Zephyr Technology Corporation
- Company type: Private
- Industry: Remote physiological monitoring, telehealth, Heart rate monitor Sports physiology, Military
- Founded: 2003, New Zealand
- Headquarters: Annapolis, MD, United States
- Key people: Brian Russell (Founder & CEO)
- Products: ZephyrLIFE; BioHarness 3; HxM BT; HxM Smart; PSM Training ECHO;
- Website: www.zephyranywhere.com

= Zephyr Technology =

Zephyr Technology Corporation, (also known as Zephyr) is a privately owned manufacturer of advanced heart rate monitors, remote physiological monitoring and wireless telehealth systems for remote patient monitoring.

Based in Annapolis, Maryland and founded in 2003, Zephyr developed one of the first commercially available wearable, wireless and field-deployable Physiological Status Monitoring (PSM) systems for use in training and high stress operational environments.

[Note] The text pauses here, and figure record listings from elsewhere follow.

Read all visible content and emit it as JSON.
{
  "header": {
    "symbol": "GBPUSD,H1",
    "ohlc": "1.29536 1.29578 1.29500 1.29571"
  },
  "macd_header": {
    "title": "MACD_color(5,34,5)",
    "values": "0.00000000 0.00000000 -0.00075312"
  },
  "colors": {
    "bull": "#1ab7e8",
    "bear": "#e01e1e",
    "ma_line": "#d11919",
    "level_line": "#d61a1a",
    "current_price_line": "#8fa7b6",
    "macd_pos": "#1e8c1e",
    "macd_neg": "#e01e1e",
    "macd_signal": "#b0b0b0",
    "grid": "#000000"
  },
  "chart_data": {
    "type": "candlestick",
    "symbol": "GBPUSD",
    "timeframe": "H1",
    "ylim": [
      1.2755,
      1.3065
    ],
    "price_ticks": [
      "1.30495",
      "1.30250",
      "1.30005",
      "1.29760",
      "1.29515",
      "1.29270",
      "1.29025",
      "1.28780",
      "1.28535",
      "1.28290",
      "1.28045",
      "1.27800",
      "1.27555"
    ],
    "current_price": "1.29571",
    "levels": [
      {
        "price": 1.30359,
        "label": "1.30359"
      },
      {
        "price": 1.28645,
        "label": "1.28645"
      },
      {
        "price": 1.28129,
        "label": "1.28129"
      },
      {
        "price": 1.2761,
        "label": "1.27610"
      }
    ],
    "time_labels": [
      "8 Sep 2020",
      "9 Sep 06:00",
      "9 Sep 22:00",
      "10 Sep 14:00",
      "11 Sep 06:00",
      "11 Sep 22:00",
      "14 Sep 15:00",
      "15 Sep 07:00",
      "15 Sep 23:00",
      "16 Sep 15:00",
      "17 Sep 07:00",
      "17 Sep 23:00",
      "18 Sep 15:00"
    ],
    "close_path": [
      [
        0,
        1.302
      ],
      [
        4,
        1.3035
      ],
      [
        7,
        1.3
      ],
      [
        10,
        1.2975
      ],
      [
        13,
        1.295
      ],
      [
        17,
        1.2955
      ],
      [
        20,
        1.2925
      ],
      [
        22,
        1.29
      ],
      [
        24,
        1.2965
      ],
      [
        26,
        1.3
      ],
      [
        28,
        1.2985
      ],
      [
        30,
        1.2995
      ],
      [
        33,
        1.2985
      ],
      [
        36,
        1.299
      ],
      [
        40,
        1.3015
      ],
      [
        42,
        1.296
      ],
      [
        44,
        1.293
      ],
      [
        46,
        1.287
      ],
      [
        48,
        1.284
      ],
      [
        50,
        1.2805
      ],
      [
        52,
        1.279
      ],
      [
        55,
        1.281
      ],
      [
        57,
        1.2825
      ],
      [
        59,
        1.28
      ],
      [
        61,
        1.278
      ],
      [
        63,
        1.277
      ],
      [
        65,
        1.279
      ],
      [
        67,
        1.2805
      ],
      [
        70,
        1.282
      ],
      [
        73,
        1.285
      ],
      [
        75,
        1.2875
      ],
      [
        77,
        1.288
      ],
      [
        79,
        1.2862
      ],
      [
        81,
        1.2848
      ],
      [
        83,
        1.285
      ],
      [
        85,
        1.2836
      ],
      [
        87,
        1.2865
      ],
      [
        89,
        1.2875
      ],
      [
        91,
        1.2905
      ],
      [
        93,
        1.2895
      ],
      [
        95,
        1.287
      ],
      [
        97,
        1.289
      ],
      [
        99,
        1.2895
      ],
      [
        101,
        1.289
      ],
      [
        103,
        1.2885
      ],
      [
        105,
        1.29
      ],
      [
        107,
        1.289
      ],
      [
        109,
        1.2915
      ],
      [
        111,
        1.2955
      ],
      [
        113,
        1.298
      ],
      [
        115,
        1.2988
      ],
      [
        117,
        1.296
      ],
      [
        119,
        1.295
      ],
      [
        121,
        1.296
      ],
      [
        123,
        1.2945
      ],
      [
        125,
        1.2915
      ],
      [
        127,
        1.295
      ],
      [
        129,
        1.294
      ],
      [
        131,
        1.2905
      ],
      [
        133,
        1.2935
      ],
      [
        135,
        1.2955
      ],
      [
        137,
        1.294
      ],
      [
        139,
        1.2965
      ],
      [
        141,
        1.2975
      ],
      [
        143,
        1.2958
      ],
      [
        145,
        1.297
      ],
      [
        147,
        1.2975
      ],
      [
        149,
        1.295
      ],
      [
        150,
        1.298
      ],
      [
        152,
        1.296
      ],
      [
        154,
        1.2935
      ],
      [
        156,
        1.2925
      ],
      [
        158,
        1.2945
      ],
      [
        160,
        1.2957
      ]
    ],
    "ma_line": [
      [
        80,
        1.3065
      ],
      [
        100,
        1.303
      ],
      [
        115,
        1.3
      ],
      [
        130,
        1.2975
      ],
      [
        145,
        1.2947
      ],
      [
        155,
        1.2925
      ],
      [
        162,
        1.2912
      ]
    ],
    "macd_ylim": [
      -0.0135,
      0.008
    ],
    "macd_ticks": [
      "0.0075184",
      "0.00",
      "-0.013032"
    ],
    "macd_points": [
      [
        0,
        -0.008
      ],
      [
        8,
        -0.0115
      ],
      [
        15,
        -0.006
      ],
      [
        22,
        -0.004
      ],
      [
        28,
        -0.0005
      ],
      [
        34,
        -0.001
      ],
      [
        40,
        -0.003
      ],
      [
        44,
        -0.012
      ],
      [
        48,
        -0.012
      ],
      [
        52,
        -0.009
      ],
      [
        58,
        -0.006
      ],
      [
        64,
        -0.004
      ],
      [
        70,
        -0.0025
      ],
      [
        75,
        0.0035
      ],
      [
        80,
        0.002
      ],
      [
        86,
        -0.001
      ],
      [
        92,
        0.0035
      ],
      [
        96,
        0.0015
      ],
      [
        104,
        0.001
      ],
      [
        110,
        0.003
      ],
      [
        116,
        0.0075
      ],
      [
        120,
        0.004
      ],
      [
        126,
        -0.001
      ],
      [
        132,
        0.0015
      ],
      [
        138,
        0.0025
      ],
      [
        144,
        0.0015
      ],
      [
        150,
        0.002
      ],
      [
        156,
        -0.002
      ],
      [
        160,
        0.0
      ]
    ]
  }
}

The company now has research and development resources in the United States, New Zealand and India, along with 31 distributors in more than 40 countries globally. Zephyr manufactures a range of consumer and professional-grade heart rate and fitness monitoring devices capable of measuring heart rate, respiration, heart rate variability, activity level, and 3-axis accelerometry. Zephyr most recent product, ZephyrLIFE, is one of the first entries into the emerging home telehealth and remote patient monitoring market.

==History==

In 2003, Zephyr was founded in New Zealand to help develop remote monitoring technologies to address the needs of coaches and athletes in their training. Zephyr's engineers learned early on that there were particular challenges that such systems faced - many of which were the same as those faced by first responders and military personnel.

Early and ongoing collaboration with fire departments, NASA Ames Research Center, National Guard Civil Support Teams, and multiple U.S. Special Forces units have allow Zephyr to develop its BioHarness and OmniSense software, which are capable of monitoring up to 50 test subjects at ranges of up to 1000 ft.

In 2010, Zephyr's BioHarness and OmniSense system were used to remotely monitor the health and medical status of miners trapped during the 2010 Copiapó mining accident near Copiapó, Chile.

In 2011, Under Armour partnered with Zephyr to monitor athletes during the 2011 NFL Scouting Combine.

In 2012, Zephyr testified to United States Congress on behalf of NASA.

In 2013, Zephyr has partnered with organizations including Massachusetts General Hospital, the National Institutes of Health, Qualcomm, Verizon Wireless, and 3M to develop and launch ZephyrLIFE - one of the first commercially available comprehensive remote patient monitoring systems for general care monitoring.

In 2014, Covidien (ex Tyco Health) purchased Zephyr. Zephyr has continued to sell products in its three areas of consumer, Pro Sports, Defense and Healthcare.

In Feb 2015, Medtronic (ticker MDT) purchased Covidien forming the largest medical device company in the world. The acquisition was valued at $42.9 billion in cash and stock.